Video files are frequently viewed on a computing device, such as a laptop or desktop computer, after the file has been transferred from another USB-equipped device, such as a digital camcorder. You can also watch a video file on one device while it's streamed from another device through a USB connection. At the time of publication, USB technology exists in three forms, each of which transfers data at different rates.
Universal serial bus technology came onto the scene in 1996 with the introduction of USB 1.0. Initially used on only a limited number of computers, with the arrival of Apple's iMac in 1998, the technology gained wider interest. USB 2.0 was introduced in 2000, and 3.0, in 2007 is the newest and fastest USB technology available. While most computers contain non-USB ports that are designed to link to other peripheral devices, such as modems and power outlets, USB ports are distinguished by their rectangular shapes. Non-USB ports come in different shapes, such as circular and trapezoidal.
Video of the Day
Data Transfer Rates
The USB 1.0 standard, which includes the USB 1.1 protocol, transfers data at up to 12 megabits per second,comparable to DSL speeds. Streaming video over a USB 1.0 or USB 1.1 standard connection is also subject to the choppy or stop-and-go playback common with DSL. The USB 2.0 standard transfers data at up to 480Mbps, faster than cable Internet connections that can reach speeds of up to 150 Mbps. While the USB 1.0 and USB 2.0 standards are classified as high-speed data transfer protocols, the USB 3.0 standard is designated as super-speed and is capable of transferring data at up to 5 megabytes per second.

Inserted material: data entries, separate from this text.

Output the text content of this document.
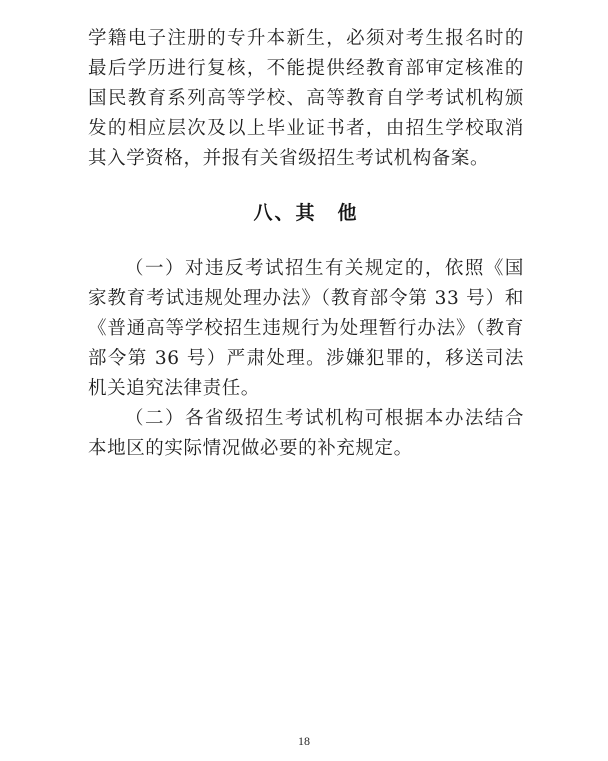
学籍电子注册的专升本新生，必须对考生报名时的最后学历进行复核，不能提供经教育部审定核准的国民教育系列高等学校、高等教育自学考试机构颁发的相应层次及以上毕业证书者，由招生学校取消其入学资格，并报有关省级招生考试机构备案。

八、其　他

（一）对违反考试招生有关规定的，依照《国家教育考试违规处理办法》（教育部令第 33 号）和《普通高等学校招生违规行为处理暂行办法》（教育部令第 36 号）严肃处理。涉嫌犯罪的，移送司法机关追究法律责任。

（二）各省级招生考试机构可根据本办法结合本地区的实际情况做必要的补充规定。

18
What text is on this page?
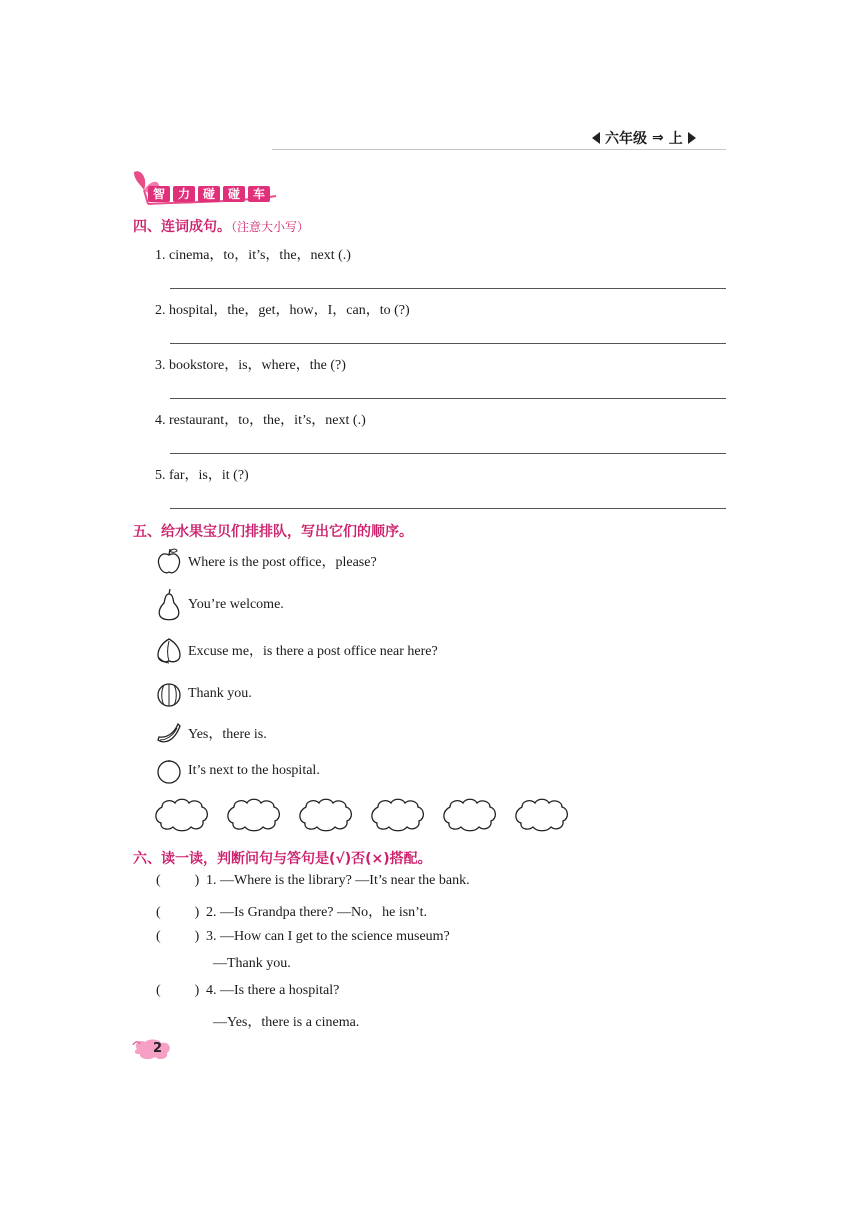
六年级 ⇒ 上
智	力	碰	碰	车
四、连词成句。（注意大小写）
1. cinema，to，it’s，the，next (.)
2. hospital，the，get，how，I，can，to (?)
3. bookstore，is，where，the (?)
4. restaurant，to，the，it’s，next (.)
5. far，is，it (?)
五、给水果宝贝们排排队，写出它们的顺序。
Where is the post office，please?
You’re welcome.
Excuse me，is there a post office near here?
Thank you.
Yes，there is.
It’s next to the hospital.
六、读一读，判断问句与答句是(√)否(×)搭配。
( ) 1. —Where is the library? —It’s near the bank.
( ) 2. —Is Grandpa there? —No，he isn’t.
( ) 3. —How can I get to the science museum?
—Thank you.
( ) 4. —Is there a hospital?
—Yes，there is a cinema.
2
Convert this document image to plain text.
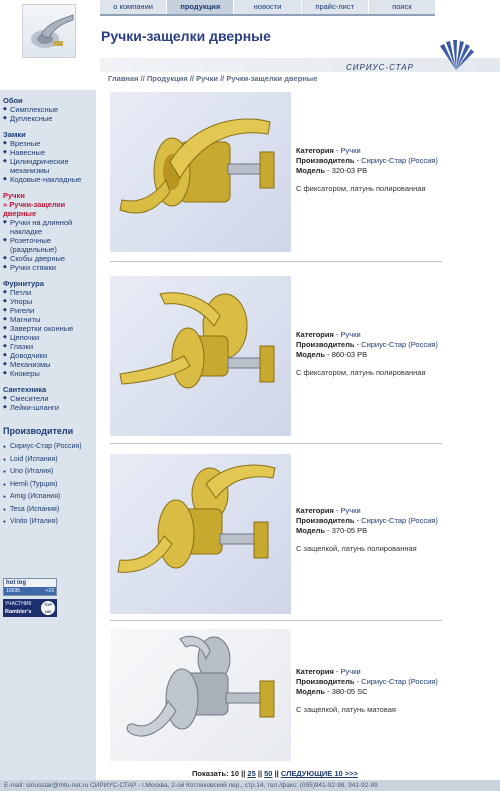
о компании	продукция	новости	прайс-лист	поиск
Ручки-защелки дверные
СИРИУС-СТАР
Главная // Продукция // Ручки // Ручки-защелки дверные
Обои
◆ Симплексные
◆ Дуплексные
Замки
◆ Врезные
◆ Навесные
◆ Цилиндрические механизмы
◆ Кодовые-накладные
Ручки
» Ручки-защелки дверные
◆ Ручки на длинной накладке
◆ Розеточные (раздельные)
◆ Скобы дверные
◆ Ручки стяжки
Фурнитура
◆ Петли
◆ Упоры
◆ Ригели
◆ Магниты
◆ Завертки оконные
◆ Цепочки
◆ Глазки
◆ Доводчики
◆ Механизмы
◆ Кнокеры
Сантехника
◆ Смесители
◆ Лейки-шланги
Производители
● Сириус-Стар (Россия)
● Loid (Испания)
● Uno (Италия)
● Hemli (Турция)
● Amig (Испания)
● Tesa (Испания)
● Vinito (Италия)
hot log
10695	+16
УЧАСТНИК
Rambler's
TOP 100
Категория - Ручки
Производитель - Сириус-Стар (Россия)
Модель - 320-03 PB
С фиксатором, латунь полированная
Категория - Ручки
Производитель - Сириус-Стар (Россия)
Модель - 860-03 PB
С фиксатором, латунь полированная
Категория - Ручки
Производитель - Сириус-Стар (Россия)
Модель - 370-05 PB
С защелкой, латунь полированная
Категория - Ручки
Производитель - Сириус-Стар (Россия)
Модель - 380-05 SC
С защелкой, латунь матовая
Показать: 10 || 25 || 50 || СЛЕДУЮЩИЕ 10 >>>
E-mail: siriusstar@mtu-net.ru СИРИУС-СТАР - г.Москва, 2-ой Котляковский пер., стр.14, тел./факс: (095)941-92-98, 941-92-99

While each of the USB standards is capable of supporting streaming video content over a USB connection, a variety of situations can cause playback problems. For instance, if you're using an older computer to watch streaming video, the machine's processor might not be able to process the video data quickly, leading to playback issues experienced with the USB 1.0 standard. Running multiple applications simultaneously can also cause streaming video playback problems by occupying the computer processor's power and resources.
How to Stream Video
You can stream video over your personal computer by linking it to a device upon which video content is contained via a USB cable. Plug the USB connectors into the computer on one end and into the peripheral device on the other. Once this link is established, the applications needed to view the streaming content launch automatically. At the time of publication, most low-to-mid-priced computers, such as the Dell Inspiron 17R, are equipped with USB 2.0 and USB 3.0 technology, while high-end models, such as the Lenovo ThinkPad W520, are equipped with USB 3.0 connectivity only.
If you intend to watch streaming video but have only a USB 1.0 connection, transfer the file to a computer to watch from the internal hard drive or an external drive, as USB 1.0 protocol is the most vulnerable to data transfer speed problems that lead to video playback issues. Watching the video file on the device on which it was recorded can also help eliminate any potential playback problems. Alternative expedited methods of transferring data between computing devices include Firewire and Thunderbolt, both of which provide the ability to watch streaming video. Firewire transfers data at up to 800 Mbps, while Thunderbolt is capable of reaching speeds of up to 10 gigabits per second.